Review by Sean Boelman
Austin is known for its music scene, and so it’s only natural that SXSW would showcase some of the best music documentaries that the year has to offer. Filmmaker Alice Gu’s second documentary feature as a director, Really Good Rejects, is a burst of energy that is sure to be a blast for music lovers everywhere.
The film tells the story of luthier Reuben Cox, who builds custom guitars that have become some of the most sought-after instruments in the industry. But these guitars are more than just pieces of wood and metal (and in this case, rubber) — they are representative of the greater shifts happening in the music world.
Reuben Cox is an interesting subject, and the perspective that Gu takes on his story is very effective. The movie presents him as a sort of lovable outsider, and while he is definitely more acclaimed and embraced than someone you would typically think of as an outsider, it still effectively endears us to him.

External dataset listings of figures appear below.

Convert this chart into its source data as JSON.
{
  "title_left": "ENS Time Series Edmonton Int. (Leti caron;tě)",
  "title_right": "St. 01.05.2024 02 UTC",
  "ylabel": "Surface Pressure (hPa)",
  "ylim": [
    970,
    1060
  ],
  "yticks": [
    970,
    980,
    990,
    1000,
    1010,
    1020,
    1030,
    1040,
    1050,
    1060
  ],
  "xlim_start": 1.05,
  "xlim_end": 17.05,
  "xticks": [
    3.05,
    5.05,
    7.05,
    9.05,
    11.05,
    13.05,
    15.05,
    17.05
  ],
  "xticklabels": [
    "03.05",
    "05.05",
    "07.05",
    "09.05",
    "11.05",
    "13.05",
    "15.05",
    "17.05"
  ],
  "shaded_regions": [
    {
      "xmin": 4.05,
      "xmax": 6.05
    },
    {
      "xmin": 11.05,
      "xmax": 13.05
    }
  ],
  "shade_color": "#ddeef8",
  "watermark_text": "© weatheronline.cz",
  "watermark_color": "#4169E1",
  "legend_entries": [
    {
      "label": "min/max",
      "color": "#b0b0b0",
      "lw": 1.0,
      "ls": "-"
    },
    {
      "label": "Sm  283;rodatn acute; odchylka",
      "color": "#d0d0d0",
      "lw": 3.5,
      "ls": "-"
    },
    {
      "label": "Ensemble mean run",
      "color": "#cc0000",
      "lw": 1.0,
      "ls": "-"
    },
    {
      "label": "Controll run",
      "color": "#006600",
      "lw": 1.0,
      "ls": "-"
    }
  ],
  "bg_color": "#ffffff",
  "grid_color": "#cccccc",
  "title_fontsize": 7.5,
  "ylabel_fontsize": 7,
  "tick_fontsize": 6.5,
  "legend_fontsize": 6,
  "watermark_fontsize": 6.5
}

For musicophiles, this documentary is sure to be a delight because it goes very in-depth into the way in which these rubber bridge guitars are made and affect the sound of the instrument. But even though it is very technical in nature, it’s not just a film for those who are fans — even casual music listeners should find themselves interested in this unique story.
The main draw of the movie is undoubtedly going to be the interviews that it features with major musicians. Some recognizable faces, from Aaron Dressner of The National to Carrie Brownstein and more talk about Cox and the ways in which his guitars have shaped the sound of their music and music as a whole.
But this is also an ode to the feeling of community and creativity that defines the music world. It’s really awesome to see how all of these people come together to support one another in whatever ways they can because they are all artists trying to encourage each other’s innovation and create a sound that is fresh.
Stylistically, the film has a lot of energy, and so that gives the movie an overall feeling of fun that is quite nice. Given Gu’s previous film was very aesthetically-driven and energetic, it only makes sense that this would be the same way. And given the musical influences of the movie, this adds another layer of enjoyability.
Really Good Rejects offers some great vibes and is a love song to creativity and innovation in music. It’s just an all-around lovable documentary, especially for those who are interested in learning about how some of their favorite indie and mainstream musicians make their sound.
Really Good Rejects is screening at the 2022 SXSW Film Festival, which runs March 11-19.